Depois do jogo de lágrimas de "A Vida de Adèle: Capítulos 1 e 2" (2013), a luz ao fundo do túnel? O sexto filme de Abdellatif Kechiche até oferece mais do que isso, na verdade: luz a céu aberto, com direito a longas tardes de praia num regresso a férias da adolescência que parecem durar para sempre. Talvez por isso "MEKTOUB, MEU AMOR: CANTO PRIMEIRO" insista em prolongar-se por três horas, duração talvez desnecessária (sobretudo nas sequências da recta final, já na discoteca) mas nem por isso a quebrar uma experiência vibrante, com um realizador perfeitamente à vontade no cenário e tom no que adopta aqui.
O cenário nem é, aliás, novidade na obra de Kechiche. A acção regressa a Sète, a pequena localidade do sul de França que já tinha acolhido "O Segredo de um Cuscuz" (2007), esse mergulho ambicioso na comunidade franco-tunisina (a do próprio cineasta), que nos momentos mais conseguidos atingia um embate emocional do qual o novo filme nunca chega a aproximar-se. E também não tenta, nem sequer precisa muito. A praia de "MEKTOUB, MEU AMOR: CANTO PRIMEIRO" é claramente outra e, em compensação, nunca ameaça escorregar para o miserabilismo, mantendo-se imune a lugares comuns de algum realismo social enquanto opta pela faceta mais lúdica da entrada na idade adulta.

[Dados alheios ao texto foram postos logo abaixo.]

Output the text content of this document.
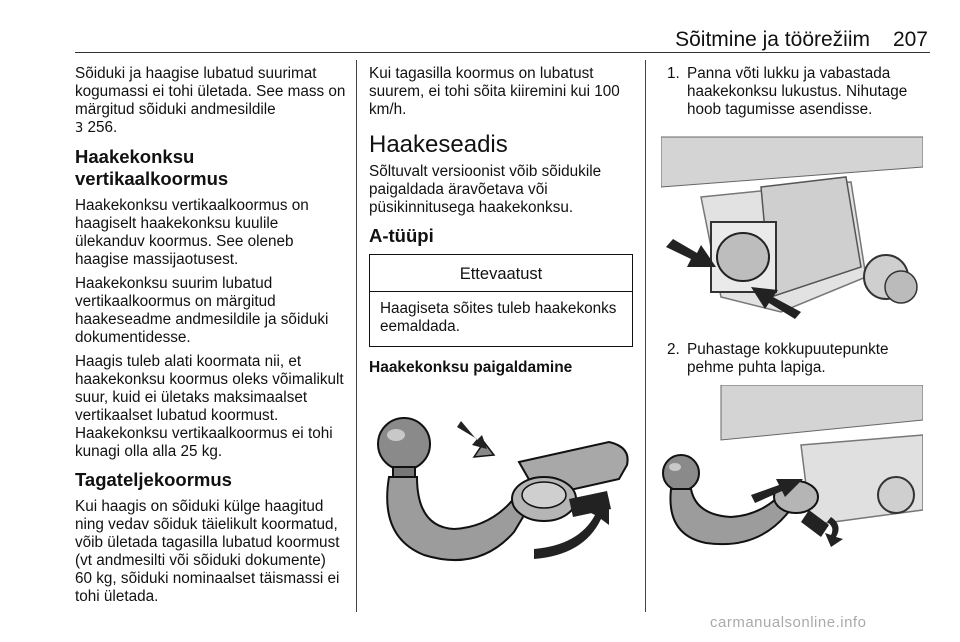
Sõitmine ja töörežiim	207

Sõiduki ja haagise lubatud suurimat kogumassi ei tohi ületada. See mass on märgitud sõiduki andmesildile
3 256.

Haakekonksu vertikaalkoormus

Haakekonksu vertikaalkoormus on haagiselt haakekonksu kuulile ülekanduv koormus. See oleneb haagise massijaotusest.

Haakekonksu suurim lubatud vertikaalkoormus on märgitud haakeseadme andmesildile ja sõiduki dokumentidesse.

Haagis tuleb alati koormata nii, et haakekonksu koormus oleks võimalikult suur, kuid ei ületaks maksimaalset vertikaalset lubatud koormust. Haakekonksu vertikaalkoormus ei tohi kunagi olla alla 25 kg.

Tagateljekoormus

Kui haagis on sõiduki külge haagitud ning vedav sõiduk täielikult koormatud, võib ületada tagasilla lubatud koormust (vt andmesilti või sõiduki dokumente) 60 kg, sõiduki nominaalset täismassi ei tohi ületada.

Kui tagasilla koormus on lubatust suurem, ei tohi sõita kiiremini kui 100 km/h.

Haakeseadis

Sõltuvalt versioonist võib sõidukile paigaldada äravõetava või püsikinnitusega haakekonksu.

A-tüüpi
Ettevaatust
Haagiseta sõites tuleb haakekonks eemaldada.
Haakekonksu paigaldamine
1. Panna võti lukku ja vabastada haakekonksu lukustus. Nihutage hoob tagumisse asendisse.
2. Puhastage kokkupuutepunkte pehme puhta lapiga.
carmanualsonline.info
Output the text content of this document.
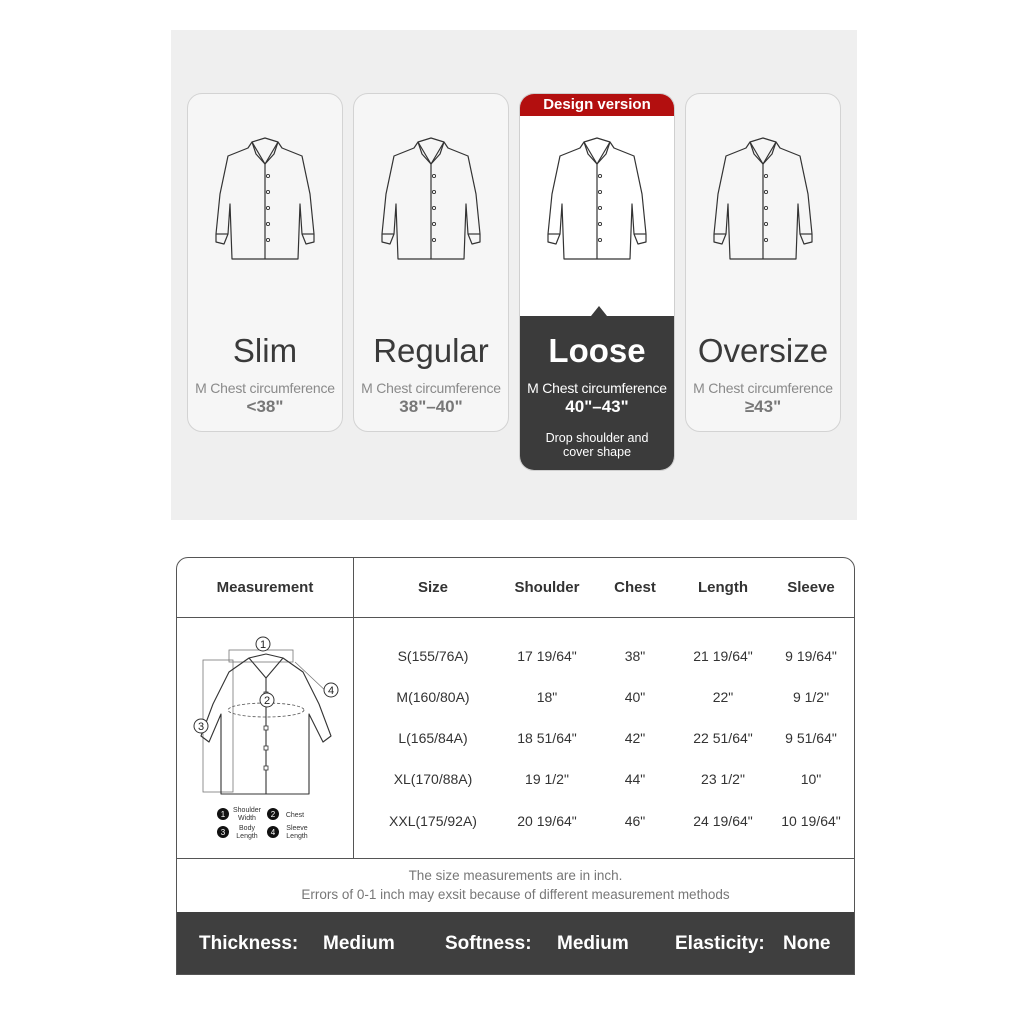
Slim
M Chest circumference
<38"
Regular
M Chest circumference
38"–40"
Design version
Loose
M Chest circumference
40"–43"
Drop shoulder and
cover shape
Oversize
M Chest circumference
≥43"
Measurement	Size	Shoulder	Chest	Length	Sleeve
1
2
3
4
1	2
3	4
Shoulder
Width	Chest
Body
Length
Sleeve
Length
S(155/76A)	17 19/64"	38"	21 19/64"	9 19/64"
M(160/80A)	18"	40"	22"	9 1/2"
L(165/84A)	18 51/64"	42"	22 51/64"	9 51/64"
XL(170/88A)	19 1/2"	44"	23 1/2"	10"
XXL(175/92A)	20 19/64"	46"	24 19/64"	10 19/64"
The size measurements are in inch.
Errors of 0-1 inch may exsit because of different measurement methods
Thickness: Medium	Softness: Medium Elasticity: None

O argumento, inspirado no livro "La Blessure, la Vraie", de François Bégaudeau (que também foi referência para "A Turma", de Laurent Cantet), não é particularmente denso mas Kechiche é mais uma vez muito bom a desenhar um microcosmos palpável, assim como a criar personagens e a deixar o espectador intrigado com as relações entre elas (dos graus de parentesco ao novelo acidentado de cumplicidades amorosas).
O protagonista, um estudante universitário com interesse pela fotografia e escrita de argumentos, parece em parte uma extensão do realizador, até porque é o olhar dele que conduz o filme. E é também a presença mais recatada de uma galeria que tem nas personagens femininas as mais estonteantes: sobretudo a de Ophélie Bau, figura voluptuosa e objecto de desejo tanto do protagonista como da câmara, através da qual Kechiche sublinha a sua ode à juventude e à beleza do corpo feminino.

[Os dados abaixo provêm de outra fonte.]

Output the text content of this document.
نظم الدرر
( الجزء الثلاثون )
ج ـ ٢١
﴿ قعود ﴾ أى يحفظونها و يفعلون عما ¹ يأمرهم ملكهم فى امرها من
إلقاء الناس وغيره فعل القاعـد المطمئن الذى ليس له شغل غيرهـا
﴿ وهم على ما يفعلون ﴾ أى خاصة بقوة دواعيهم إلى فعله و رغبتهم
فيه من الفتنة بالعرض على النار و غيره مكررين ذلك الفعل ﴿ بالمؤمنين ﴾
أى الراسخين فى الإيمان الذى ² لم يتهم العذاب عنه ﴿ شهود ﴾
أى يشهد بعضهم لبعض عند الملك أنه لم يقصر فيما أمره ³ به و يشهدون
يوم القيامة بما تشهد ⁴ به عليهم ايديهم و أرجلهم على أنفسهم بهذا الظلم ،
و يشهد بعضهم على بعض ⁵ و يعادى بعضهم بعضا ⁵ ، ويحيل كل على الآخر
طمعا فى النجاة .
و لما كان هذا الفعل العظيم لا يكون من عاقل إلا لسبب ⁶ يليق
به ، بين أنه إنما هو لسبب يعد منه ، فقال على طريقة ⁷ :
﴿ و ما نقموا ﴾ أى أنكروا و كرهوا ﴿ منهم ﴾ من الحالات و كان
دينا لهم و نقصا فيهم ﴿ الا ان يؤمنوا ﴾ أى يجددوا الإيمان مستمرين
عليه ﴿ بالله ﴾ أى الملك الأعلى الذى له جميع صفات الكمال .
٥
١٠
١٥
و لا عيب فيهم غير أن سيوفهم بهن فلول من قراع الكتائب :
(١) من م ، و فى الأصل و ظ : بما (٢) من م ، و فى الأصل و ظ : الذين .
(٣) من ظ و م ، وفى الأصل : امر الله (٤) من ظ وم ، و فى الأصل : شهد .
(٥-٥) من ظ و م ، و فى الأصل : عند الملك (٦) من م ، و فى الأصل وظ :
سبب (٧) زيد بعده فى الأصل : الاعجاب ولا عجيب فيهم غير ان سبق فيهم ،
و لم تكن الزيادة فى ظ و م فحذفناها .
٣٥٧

A insistência com que "MEKTOUB, MEU AMOR: CANTO PRIMEIRO" segue as actrizes de forma despudorada q.b. não tem deixado de gerar algumas acusações de misoginia, ainda que seja bem menos gratuita e ostensiva do que as sequências mais controversas de "A Vida de Adèle: Capítulos 1 e 2". E acaba por fazer sentido num olhar tão despretensioso e envolvente sobre as regras da atracção, ambientado num Verão quase idílico de 1994 - iluminado pela espontaneidade e curiosidade, pela união familiar, pela música e dança, por refeições sem tempo e horas, pelo sexo.

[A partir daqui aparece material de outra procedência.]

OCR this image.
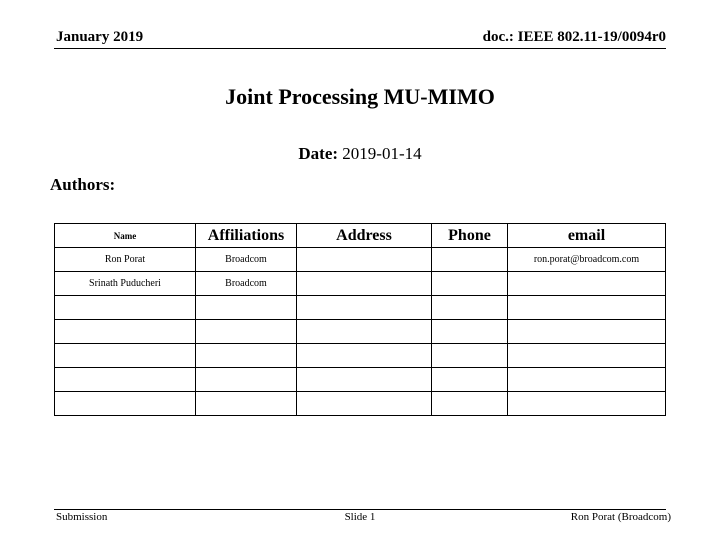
January 2019	doc.: IEEE 802.11-19/0094r0
Joint Processing MU-MIMO
Date: 2019-01-14
Authors:
Name	Affiliations	Address	Phone	email
Ron Porat	Broadcom			ron.porat@broadcom.com
Srinath Puducheri	Broadcom			

Submission	Slide 1	Ron Porat (Broadcom)
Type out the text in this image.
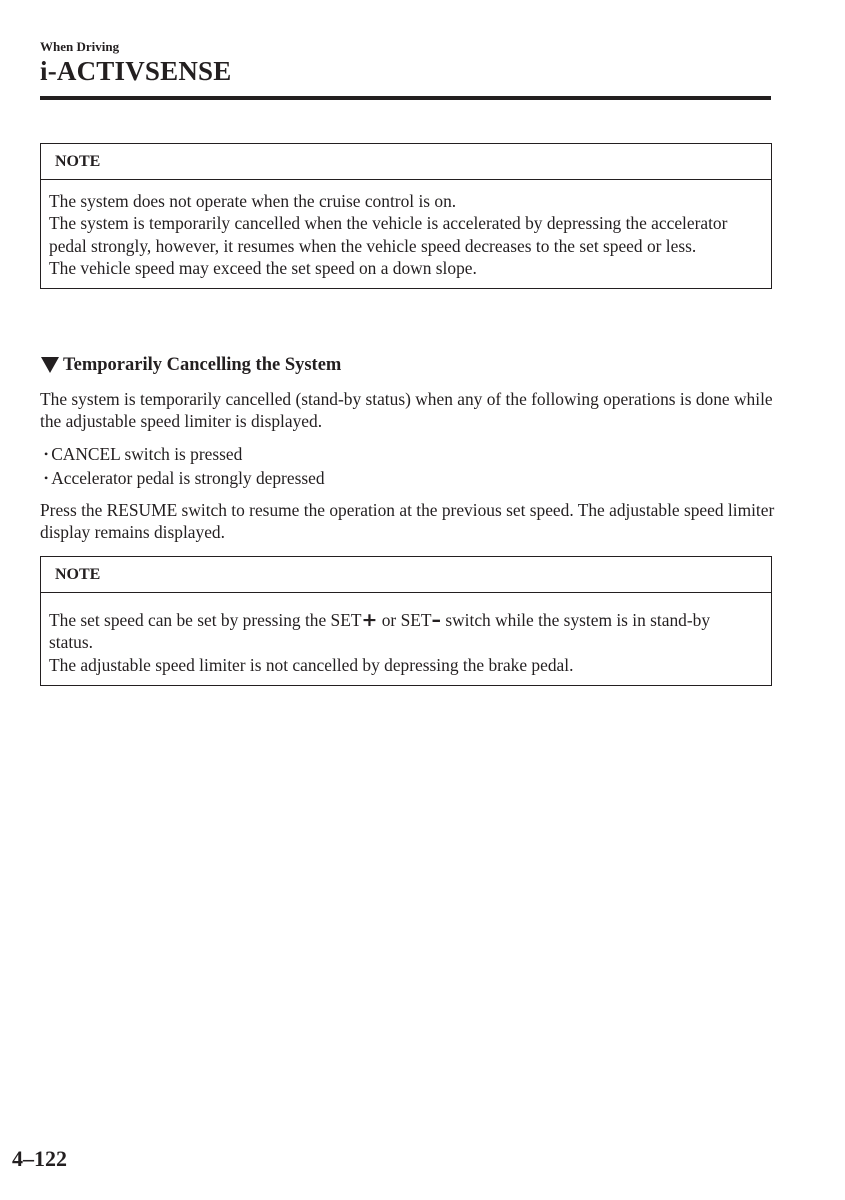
When Driving
i-ACTIVSENSE
NOTE

The system does not operate when the cruise control is on.

The system is temporarily cancelled when the vehicle is accelerated by depressing the accelerator pedal strongly, however, it resumes when the vehicle speed decreases to the set speed or less.

The vehicle speed may exceed the set speed on a down slope.

Temporarily Cancelling the System
The system is temporarily cancelled (stand-by status) when any of the following operations is done while the adjustable speed limiter is displayed.
• CANCEL switch is pressed
• Accelerator pedal is strongly depressed
Press the RESUME switch to resume the operation at the previous set speed. The adjustable speed limiter display remains displayed.
NOTE

The set speed can be set by pressing the SET+ or SET– switch while the system is in stand-by status.

The adjustable speed limiter is not cancelled by depressing the brake pedal.

4–122
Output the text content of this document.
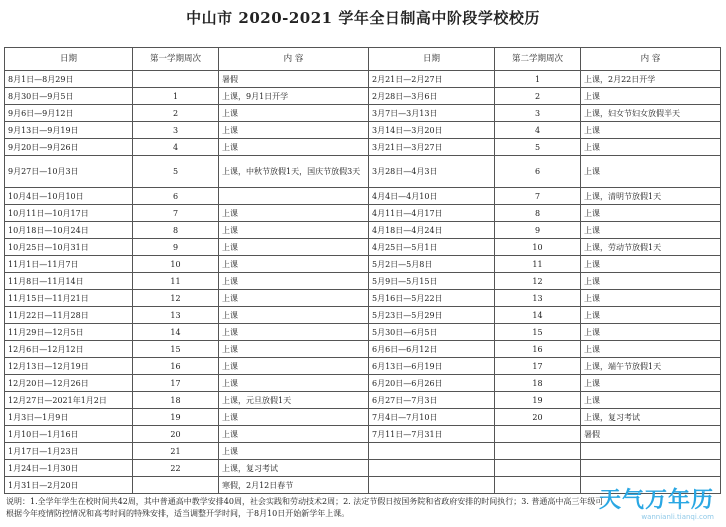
中山市 2020-2021 学年全日制高中阶段学校校历
日期	第一学期周次	内 容	日期	第二学期周次	内 容
8月1日—8月29日		暑假	2月21日—2月27日	1	上课，2月22日开学
8月30日—9月5日	1	上课，9月1日开学	2月28日—3月6日	2	上课
9月6日—9月12日	2	上课	3月7日—3月13日	3	上课，妇女节妇女放假半天
9月13日—9月19日	3	上课	3月14日—3月20日	4	上课
9月20日—9月26日	4	上课	3月21日—3月27日	5	上课
9月27日—10月3日	5	上课，中秋节放假1天，国庆节放假3天	3月28日—4月3日	6	上课
10月4日—10月10日	6		4月4日—4月10日	7	上课，清明节放假1天
10月11日—10月17日	7	上课	4月11日—4月17日	8	上课
10月18日—10月24日	8	上课	4月18日—4月24日	9	上课
10月25日—10月31日	9	上课	4月25日—5月1日	10	上课，劳动节放假1天
11月1日—11月7日	10	上课	5月2日—5月8日	11	上课
11月8日—11月14日	11	上课	5月9日—5月15日	12	上课
11月15日—11月21日	12	上课	5月16日—5月22日	13	上课
11月22日—11月28日	13	上课	5月23日—5月29日	14	上课
11月29日—12月5日	14	上课	5月30日—6月5日	15	上课
12月6日—12月12日	15	上课	6月6日—6月12日	16	上课
12月13日—12月19日	16	上课	6月13日—6月19日	17	上课，端午节放假1天
12月20日—12月26日	17	上课	6月20日—6月26日	18	上课
12月27日—2021年1月2日	18	上课，元旦放假1天	6月27日—7月3日	19	上课
1月3日—1月9日	19	上课	7月4日—7月10日	20	上课，复习考试
1月10日—1月16日	20	上课	7月11日—7月31日		暑假
1月17日—1月23日	21	上课			
1月24日—1月30日	22	上课，复习考试			
1月31日—2月20日		寒假，2月12日春节			
说明：1.全学年学生在校时间共42周，其中普通高中教学安排40周，社会实践和劳动技术2周；2. 法定节假日按国务院和省政府安排的时间执行；3. 普通高中高三年级可根据今年疫情防控情况和高考时间的特殊安排，适当调整开学时间，于8月10日开始新学年上课。
天气万年历
wannianli.tianqi.com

Apesar do optimismo face a títulos anteriores de Kechiche, o filme também vai dando conta, sobretudo nos últimos minutos, da ressaca emocional que se segue a uma rotina hedonista e ao (des)apego amoroso, entre a solidão do protagonista (mais um observador do que um participante) e as inquietações de algumas das suas companheiras de festa. Uma viragem que talvez se consolide na continuação, já garantida, e um terceiro capítulo também não está colocado de parte. Mas independentemente do que se seguir, "MEKTOUB, MEU AMOR: CANTO PRIMEIRO" vale por si - e vem juntar-se aos filmes mas valiosos do seu autor.